Ann Dent. 1991 Winter;50(2):18-21.
Dentin dysplasia is a rare developmental disturbance of dentin affecting approximately 1:100,000 people. It has been classified as an autosomal dominant disease. Two distinct forms of dentin dysplasia have been described. As more cases of dentin dysplasia were reported these categories seemed inadequate; subclassification of type I dentin dysplasia were proposed based on root length and the presence or not of a pulpal remnant. This paper presents two cases demonstrating the classic features of type I dentin dysplasia in the mixed and permanent dentitions and discusses the suggested subclassifications. The authors suggest that while differences in root length may be useful in determining treatment options, thinking of these variables as separate types of dentin dysplasia is not warranted at this time. Justification of a subcategory of type I dentin dysplasia should be based on a different disease process, different histology, significantly different symptoms, or different etiologies, and until researchers can clearly prove from a genetic or chromosomal standpoint that the subcategories are separate entities, we should accept, as we do for many other genetic disorders, that some patients are more severely affected than others.

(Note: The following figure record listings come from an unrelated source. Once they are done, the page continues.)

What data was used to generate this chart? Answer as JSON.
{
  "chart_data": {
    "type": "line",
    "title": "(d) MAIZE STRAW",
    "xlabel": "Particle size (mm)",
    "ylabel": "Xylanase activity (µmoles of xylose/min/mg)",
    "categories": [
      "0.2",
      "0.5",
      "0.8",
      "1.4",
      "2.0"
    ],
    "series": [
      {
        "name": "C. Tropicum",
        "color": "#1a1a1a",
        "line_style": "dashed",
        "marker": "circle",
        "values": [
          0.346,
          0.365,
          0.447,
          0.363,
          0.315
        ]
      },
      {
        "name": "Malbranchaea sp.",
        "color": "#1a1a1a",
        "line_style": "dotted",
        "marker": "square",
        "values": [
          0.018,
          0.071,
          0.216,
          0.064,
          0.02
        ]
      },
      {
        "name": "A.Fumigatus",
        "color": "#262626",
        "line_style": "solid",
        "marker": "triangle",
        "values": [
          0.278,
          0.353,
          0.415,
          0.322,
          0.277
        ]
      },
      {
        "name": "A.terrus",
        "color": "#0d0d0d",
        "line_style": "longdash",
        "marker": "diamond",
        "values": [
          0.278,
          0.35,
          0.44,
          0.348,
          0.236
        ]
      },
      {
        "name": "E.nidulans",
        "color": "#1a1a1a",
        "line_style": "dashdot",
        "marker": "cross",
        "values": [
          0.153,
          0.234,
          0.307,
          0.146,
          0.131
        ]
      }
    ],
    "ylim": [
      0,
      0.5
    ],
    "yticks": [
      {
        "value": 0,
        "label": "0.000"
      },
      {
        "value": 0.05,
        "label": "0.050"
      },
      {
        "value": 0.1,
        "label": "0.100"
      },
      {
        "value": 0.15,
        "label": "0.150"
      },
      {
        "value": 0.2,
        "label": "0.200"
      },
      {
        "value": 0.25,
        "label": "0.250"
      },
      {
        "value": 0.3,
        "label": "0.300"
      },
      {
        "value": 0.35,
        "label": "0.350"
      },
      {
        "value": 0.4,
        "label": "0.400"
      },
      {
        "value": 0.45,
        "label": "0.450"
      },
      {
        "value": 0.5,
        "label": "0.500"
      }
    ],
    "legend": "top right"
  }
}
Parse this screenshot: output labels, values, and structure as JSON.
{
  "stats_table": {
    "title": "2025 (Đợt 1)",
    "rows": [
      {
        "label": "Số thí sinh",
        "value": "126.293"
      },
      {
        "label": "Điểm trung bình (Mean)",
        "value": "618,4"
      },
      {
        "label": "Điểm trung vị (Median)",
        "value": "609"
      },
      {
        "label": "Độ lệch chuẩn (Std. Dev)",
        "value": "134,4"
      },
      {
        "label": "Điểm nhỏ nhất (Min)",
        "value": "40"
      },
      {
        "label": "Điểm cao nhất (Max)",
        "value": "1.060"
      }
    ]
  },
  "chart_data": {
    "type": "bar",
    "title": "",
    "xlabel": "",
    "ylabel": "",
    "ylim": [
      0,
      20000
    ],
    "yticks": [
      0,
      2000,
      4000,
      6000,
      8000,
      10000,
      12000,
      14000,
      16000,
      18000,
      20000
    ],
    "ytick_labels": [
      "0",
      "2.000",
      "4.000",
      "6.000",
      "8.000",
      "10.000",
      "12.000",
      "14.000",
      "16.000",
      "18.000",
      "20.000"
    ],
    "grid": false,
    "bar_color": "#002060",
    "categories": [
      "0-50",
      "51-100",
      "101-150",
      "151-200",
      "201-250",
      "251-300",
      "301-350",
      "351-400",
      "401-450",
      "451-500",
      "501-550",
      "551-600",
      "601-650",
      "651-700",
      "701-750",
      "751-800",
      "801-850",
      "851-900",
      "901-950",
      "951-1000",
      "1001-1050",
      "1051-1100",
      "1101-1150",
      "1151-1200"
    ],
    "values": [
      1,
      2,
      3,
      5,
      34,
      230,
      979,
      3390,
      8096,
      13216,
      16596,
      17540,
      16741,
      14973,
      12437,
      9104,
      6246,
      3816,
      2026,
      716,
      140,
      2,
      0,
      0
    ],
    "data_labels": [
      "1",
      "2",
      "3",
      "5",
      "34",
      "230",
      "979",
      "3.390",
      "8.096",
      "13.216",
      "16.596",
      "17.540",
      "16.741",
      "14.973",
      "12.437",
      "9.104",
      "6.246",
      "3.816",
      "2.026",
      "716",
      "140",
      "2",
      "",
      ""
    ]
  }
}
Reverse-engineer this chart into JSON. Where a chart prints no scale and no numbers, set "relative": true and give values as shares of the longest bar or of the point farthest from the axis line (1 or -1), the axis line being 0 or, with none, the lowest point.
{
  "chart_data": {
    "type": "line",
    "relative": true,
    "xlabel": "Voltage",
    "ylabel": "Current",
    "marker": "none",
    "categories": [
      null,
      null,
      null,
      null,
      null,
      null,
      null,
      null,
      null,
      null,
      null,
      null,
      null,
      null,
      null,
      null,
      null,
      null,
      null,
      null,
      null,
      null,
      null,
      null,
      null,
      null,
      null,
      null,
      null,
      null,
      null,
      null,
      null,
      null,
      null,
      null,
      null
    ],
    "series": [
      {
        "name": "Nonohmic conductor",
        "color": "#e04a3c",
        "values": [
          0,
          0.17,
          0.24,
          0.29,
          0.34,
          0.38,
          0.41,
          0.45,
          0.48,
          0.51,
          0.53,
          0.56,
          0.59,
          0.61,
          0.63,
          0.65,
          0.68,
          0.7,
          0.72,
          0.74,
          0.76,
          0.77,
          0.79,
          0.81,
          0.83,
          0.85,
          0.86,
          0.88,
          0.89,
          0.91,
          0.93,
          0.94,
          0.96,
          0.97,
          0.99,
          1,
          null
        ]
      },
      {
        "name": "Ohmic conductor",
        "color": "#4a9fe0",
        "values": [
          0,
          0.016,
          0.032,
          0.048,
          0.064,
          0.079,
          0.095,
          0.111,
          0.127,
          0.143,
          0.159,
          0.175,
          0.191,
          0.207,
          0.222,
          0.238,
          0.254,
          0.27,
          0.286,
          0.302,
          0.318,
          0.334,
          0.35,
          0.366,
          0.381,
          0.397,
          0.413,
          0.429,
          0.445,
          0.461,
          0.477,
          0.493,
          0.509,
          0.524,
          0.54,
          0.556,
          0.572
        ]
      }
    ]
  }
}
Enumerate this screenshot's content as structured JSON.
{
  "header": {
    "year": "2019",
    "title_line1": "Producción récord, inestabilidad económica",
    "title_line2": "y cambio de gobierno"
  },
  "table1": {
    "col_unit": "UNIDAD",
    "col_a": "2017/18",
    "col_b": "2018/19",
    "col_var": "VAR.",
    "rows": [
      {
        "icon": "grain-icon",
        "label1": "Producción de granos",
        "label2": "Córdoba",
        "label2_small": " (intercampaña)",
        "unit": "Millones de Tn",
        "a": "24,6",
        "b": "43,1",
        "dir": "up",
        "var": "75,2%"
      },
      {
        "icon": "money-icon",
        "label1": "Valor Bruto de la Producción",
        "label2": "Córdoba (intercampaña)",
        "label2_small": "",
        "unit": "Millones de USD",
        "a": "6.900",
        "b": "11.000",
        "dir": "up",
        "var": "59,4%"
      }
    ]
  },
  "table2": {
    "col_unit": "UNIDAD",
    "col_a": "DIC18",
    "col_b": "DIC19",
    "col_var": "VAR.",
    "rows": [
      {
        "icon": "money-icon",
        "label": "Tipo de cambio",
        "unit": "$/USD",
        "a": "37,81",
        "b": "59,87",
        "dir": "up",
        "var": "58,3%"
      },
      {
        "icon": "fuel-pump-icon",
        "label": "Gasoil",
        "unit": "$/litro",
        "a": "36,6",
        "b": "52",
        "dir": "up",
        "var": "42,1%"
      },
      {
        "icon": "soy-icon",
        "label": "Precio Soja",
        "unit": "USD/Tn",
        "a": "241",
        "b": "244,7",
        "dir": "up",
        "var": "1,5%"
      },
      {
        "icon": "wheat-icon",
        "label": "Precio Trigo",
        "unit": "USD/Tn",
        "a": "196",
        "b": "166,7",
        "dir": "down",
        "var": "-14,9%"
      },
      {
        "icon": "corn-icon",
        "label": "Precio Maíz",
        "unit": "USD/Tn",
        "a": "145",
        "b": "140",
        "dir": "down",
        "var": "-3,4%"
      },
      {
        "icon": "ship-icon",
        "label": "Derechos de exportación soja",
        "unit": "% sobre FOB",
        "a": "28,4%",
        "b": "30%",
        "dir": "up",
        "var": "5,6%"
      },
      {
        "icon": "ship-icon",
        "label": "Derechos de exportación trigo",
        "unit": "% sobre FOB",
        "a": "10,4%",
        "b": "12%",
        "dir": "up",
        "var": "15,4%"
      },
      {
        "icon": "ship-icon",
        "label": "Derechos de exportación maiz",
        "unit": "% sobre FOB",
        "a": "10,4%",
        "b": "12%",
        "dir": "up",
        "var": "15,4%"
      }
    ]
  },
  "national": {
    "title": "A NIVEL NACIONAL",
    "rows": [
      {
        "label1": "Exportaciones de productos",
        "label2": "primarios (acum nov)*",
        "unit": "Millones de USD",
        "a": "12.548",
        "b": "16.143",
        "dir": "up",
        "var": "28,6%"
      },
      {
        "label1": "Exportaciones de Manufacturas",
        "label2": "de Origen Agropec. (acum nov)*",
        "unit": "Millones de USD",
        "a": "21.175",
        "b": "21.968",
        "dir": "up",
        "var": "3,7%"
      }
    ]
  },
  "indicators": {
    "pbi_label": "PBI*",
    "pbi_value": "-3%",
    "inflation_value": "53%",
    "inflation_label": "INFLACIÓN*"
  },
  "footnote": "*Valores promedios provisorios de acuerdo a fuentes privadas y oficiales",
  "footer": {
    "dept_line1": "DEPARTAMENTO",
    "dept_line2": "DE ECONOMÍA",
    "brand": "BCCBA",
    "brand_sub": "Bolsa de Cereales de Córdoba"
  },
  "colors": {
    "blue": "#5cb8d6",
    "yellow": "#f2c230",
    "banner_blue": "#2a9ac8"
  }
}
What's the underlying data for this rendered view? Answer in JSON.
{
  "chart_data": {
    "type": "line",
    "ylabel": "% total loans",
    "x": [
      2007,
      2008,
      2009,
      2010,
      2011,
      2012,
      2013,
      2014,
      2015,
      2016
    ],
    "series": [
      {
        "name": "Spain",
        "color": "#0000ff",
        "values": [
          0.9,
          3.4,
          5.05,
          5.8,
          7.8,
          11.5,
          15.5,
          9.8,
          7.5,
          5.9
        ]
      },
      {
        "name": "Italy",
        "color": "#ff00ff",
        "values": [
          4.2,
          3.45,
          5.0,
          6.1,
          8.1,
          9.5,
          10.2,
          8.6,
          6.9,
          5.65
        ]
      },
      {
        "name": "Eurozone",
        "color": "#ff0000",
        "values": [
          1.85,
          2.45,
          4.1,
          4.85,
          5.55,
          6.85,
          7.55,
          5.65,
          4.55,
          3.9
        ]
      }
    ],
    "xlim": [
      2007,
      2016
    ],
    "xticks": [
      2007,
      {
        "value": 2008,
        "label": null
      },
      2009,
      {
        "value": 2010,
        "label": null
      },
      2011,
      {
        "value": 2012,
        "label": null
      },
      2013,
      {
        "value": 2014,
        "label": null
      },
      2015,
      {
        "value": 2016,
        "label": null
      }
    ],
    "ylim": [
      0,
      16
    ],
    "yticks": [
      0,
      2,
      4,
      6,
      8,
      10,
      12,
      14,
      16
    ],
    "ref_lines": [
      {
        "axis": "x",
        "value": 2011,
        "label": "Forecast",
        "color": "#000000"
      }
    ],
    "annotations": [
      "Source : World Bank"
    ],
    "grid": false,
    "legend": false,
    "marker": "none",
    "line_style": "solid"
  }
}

牙本质发育异常是一种罕见的牙本质发育障碍疾病,发病率约为1:100,000。它被归类为常染色体显性疾病。目前已描述了两种不同类型的牙本质发育异常。随着更多牙本质发育异常病例的报道,这些分类似乎并不完善;基于牙根长度以及牙髓残留情况,对I型牙本质发育异常进行了进一步的分类。本文报告了两例病例,展示了混合牙列和恒牙列中I型牙本质发育异常的典型特征,并讨论了建议的分类。作者认为,虽然牙根长度的差异可能有助于确定治疗方案,但目前将这些变量视为不同类型的牙本质发育异常是不合理的。I型牙本质发育异常亚类的划分应基于不同的疾病过程、不同的组织学、显著不同的症状或不同的病因,在研究人员能够从基因或染色体角度明确证明这些亚类是独立的实体之前,我们应该像对待许多其他遗传疾病一样接受,即有些患者的病情比其他患者更严重。